Studio album by Alice Nine
- Released: February 22, 2012
- Recorded: 2011–2012
- Genre: Alternative rock; progressive rock;
- Length: 55:04
- Label: Tokuma Japan Communications
- Producer: Alice Nine

Alice Nine chronology
| Gemini (2011) | 9 (2012) | Supernova (2014) |

Singles from 9
- "Blue Flame:" Released: August 6, 2011; "Heart of Gold:" Released: September 7, 2011; "Niji no Yuki (虹の雪)" Released: December 21, 2011;

= 9 (Alice Nine album) =

9 is the fifth studio album by Japanese visual kei rock band Alice Nine. The album was officially released on February 22, 2012.

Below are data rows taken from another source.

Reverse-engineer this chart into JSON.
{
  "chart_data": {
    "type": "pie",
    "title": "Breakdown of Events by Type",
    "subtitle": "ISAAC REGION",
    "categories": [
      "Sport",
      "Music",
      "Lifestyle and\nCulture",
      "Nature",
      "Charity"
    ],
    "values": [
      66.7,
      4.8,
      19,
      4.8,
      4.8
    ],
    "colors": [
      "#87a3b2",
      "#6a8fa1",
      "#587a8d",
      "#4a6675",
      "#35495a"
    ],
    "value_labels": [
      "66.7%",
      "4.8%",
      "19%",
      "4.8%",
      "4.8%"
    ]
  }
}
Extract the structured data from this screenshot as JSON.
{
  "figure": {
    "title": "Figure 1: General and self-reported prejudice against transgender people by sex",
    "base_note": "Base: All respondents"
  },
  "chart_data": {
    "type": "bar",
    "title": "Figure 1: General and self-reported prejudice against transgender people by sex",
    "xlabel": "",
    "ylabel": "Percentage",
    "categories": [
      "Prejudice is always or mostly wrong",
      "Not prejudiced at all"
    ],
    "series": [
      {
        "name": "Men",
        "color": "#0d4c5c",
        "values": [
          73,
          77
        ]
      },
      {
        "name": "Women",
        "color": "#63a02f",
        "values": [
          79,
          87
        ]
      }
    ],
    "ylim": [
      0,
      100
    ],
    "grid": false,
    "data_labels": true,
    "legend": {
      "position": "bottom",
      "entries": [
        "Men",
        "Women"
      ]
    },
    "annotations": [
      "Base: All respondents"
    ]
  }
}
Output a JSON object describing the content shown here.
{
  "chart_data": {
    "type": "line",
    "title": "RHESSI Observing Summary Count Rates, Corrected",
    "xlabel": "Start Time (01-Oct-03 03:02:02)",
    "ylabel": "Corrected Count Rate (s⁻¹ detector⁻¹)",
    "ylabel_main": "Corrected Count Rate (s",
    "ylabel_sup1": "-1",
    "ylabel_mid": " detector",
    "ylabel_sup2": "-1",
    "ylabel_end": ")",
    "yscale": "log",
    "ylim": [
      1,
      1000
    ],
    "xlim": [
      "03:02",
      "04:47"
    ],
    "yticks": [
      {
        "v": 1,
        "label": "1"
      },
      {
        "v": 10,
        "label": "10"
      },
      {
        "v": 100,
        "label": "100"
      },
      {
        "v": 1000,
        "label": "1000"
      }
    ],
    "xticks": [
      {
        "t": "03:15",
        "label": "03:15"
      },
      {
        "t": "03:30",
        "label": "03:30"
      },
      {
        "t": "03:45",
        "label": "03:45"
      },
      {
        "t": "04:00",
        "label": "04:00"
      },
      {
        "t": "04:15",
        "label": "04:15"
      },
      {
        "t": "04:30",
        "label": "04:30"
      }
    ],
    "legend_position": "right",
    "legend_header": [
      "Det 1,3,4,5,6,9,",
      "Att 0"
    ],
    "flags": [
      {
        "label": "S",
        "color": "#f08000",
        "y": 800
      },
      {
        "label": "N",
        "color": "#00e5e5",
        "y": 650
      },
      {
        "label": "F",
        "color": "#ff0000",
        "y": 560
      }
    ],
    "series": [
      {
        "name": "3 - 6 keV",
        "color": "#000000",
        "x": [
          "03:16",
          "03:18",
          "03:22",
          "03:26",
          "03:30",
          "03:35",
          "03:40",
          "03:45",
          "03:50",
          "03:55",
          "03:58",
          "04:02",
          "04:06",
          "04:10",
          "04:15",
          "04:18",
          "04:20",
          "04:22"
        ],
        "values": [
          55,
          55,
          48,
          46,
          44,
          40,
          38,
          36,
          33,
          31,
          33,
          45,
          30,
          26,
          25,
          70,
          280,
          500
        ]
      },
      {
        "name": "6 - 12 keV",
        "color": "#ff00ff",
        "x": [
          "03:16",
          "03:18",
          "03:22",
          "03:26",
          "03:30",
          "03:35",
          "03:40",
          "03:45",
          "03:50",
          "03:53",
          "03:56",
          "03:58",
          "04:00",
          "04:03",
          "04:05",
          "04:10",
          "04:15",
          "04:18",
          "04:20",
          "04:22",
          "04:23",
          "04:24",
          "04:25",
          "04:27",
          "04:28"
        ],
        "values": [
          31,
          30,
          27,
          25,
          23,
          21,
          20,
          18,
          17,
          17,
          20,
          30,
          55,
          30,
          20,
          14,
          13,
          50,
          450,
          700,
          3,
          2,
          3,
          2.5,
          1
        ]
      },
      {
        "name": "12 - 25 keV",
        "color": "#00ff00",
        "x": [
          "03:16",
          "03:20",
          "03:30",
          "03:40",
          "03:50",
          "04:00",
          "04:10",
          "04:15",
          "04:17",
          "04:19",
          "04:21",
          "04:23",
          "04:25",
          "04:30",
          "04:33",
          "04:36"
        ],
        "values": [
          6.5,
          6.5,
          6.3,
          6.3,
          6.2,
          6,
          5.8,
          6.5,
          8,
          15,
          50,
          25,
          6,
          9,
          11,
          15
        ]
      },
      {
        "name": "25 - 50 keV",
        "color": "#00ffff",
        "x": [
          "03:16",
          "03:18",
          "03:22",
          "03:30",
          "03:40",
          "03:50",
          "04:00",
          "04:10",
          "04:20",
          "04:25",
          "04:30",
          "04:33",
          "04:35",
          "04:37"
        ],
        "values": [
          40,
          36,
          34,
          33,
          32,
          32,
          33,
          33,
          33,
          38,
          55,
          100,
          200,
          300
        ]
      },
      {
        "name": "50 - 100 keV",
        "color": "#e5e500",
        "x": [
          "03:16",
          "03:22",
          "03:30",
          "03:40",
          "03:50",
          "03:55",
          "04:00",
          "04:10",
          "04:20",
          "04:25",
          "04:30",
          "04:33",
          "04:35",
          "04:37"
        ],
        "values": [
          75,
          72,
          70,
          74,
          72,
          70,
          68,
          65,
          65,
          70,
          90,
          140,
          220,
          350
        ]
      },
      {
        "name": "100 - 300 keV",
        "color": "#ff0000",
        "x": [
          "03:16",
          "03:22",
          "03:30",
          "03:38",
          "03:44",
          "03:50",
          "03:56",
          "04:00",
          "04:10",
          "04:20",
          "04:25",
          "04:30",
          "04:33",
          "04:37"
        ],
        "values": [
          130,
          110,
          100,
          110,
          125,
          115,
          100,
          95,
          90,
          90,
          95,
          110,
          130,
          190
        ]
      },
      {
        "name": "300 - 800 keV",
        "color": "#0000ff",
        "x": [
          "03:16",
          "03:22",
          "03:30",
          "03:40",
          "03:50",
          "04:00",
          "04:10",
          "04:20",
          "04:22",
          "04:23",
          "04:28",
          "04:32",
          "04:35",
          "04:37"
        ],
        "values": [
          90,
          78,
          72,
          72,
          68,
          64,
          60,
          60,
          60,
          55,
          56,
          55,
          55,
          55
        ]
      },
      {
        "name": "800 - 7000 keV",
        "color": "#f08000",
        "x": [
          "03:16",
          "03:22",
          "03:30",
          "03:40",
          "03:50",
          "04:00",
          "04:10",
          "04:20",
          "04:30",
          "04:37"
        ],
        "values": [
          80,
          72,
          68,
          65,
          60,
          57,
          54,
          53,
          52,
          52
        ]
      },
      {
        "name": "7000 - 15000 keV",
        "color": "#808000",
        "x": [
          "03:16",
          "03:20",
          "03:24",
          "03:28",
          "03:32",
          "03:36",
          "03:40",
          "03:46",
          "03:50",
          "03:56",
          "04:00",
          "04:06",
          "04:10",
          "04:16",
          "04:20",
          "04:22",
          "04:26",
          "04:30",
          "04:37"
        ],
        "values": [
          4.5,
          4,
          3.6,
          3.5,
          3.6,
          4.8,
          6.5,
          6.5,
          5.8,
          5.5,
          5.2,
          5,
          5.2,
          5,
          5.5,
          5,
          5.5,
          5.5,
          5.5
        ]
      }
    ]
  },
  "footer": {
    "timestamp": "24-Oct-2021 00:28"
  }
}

9 was released in two formats: a limited edition with an exclusive DVD and a regular edition. The DVD included with the limited edition of the album features a music video for "すべてへ", as well as a multi-angle version of the music video focusing on one of the five members of the band and a making-of documentary for the music video. The album was preceded by three singles: "Blue Flame", released in August 2011, and "Heart of Gold", released in September 2011 and finally Niji no Yuki on 21 December 2011.

After the release, the band embarked on four tours of Japan entitled Alice Nine "Court of '9'" #1-4. So far they have completed the first two of these tours with relative success in all areas of Japan, managing to sell out in many medium-to-large venues nationwide.

==Track listing==
All lyrics written by Shou. A majority of the tracks were joint-produced by Alice Nine and Hajime Okano, except for Blue Flame and Heart of Gold (Produced by Alice Nine) and Niji no Yuki which was produced by Takamichi Tsugei.

- Standard edition

| No. | Title | Writer(s) | Length |
|---|---|---|---|
| 1. | "Heavenly Tale" | Saga | 4:25 |
| 2. | "the Arc" | Saga | 4:42 |
| 3. | "GALLOWS" | Tora | 3:45 |
| 4. | "花霞 (Kasumi)" | Hiroto | 5:02 |
| 5. | "BLUE FLAME" | Saga | 4:40 |
| 6. | "ハロー、ワールド (Hello, World)" | Saga | 4:47 |
| 7. | "虹の雪 (Niji no Yuki)" | Shou | 4:24 |
| 8. | "リニア (Linear)" | Hiroto | 4:24 |
| 9. | "Apocalypse ［It's not the end］" | Tora | 3:45 |
| 10. | "Heart of Gold" | Tora | 3:21 |
| 11. | "すべてへ (Subete e)" | Saga | 5:38 |

Limited edition DVD tracks
| No. | Title | Length |
|---|---|---|
| 1. | "すべてへ Music Clip (+Multi-Angle ver.)" |  |
| 2. | "Music Clip Making" |  |

==Personnel==
- Shou – vocals
- Hiroto – electric guitar, acoustic guitar
- Tora – electric guitar, acoustic guitar
- Saga – bass guitar, electric guitar, backing vocals, synthesizer, programming
- Nao – drums
- Atsushi Koike – Keyboards & Keyboards Arrangement
- Sin – Recording Director
- Hitoshi Hiruma – Mix Engineer
- Yasuyuki Hara – Mix Engineer, Recording Engineer
- Keiji Kondo – Recording Engineer
- Masahiro Tamoto – Recording Engineer
- Keita Joko – Recording Engineer
- Masahiro Abo – Recording Engineer
- Tucky – Mastering Engineer (Mastering Studio) – parasight mastering
- Koji Yoda (ROKUSHIKI) – Art Direction
- Mayumi Hoshino (ROKUSHIKI) – Design
- Susumu Miyawaki (PROGRESS-M) – Photography
- Masato Hishinuma (DEEP-END) – Styling & Costume
- Kaolu Asanuma (DEEP_END) – Hair & Make-up
- Fumie Nozawa – Hair & Make-up
- Kiyoe Minazawa (TOKUMA JAN COMMUNICATIONS) – Artwork Co-ordination
- Tomomi Ozaki (PS-Company Co. Ltd.) – Executive Producer
- Masahiro Shinoki – Executive Producer
- Hirose Shiraishi (TOKUMA JAPAN COMMUNICATIONS) – Executive Producer

==Reception==
9 peaked at number 12 on the Oricon Weekly Albums Chart and stayed on the charts for three weeks. Successful, but their lowest album ranking since their first in 2006 and considerably lower than the previous album, 2011's Gemini.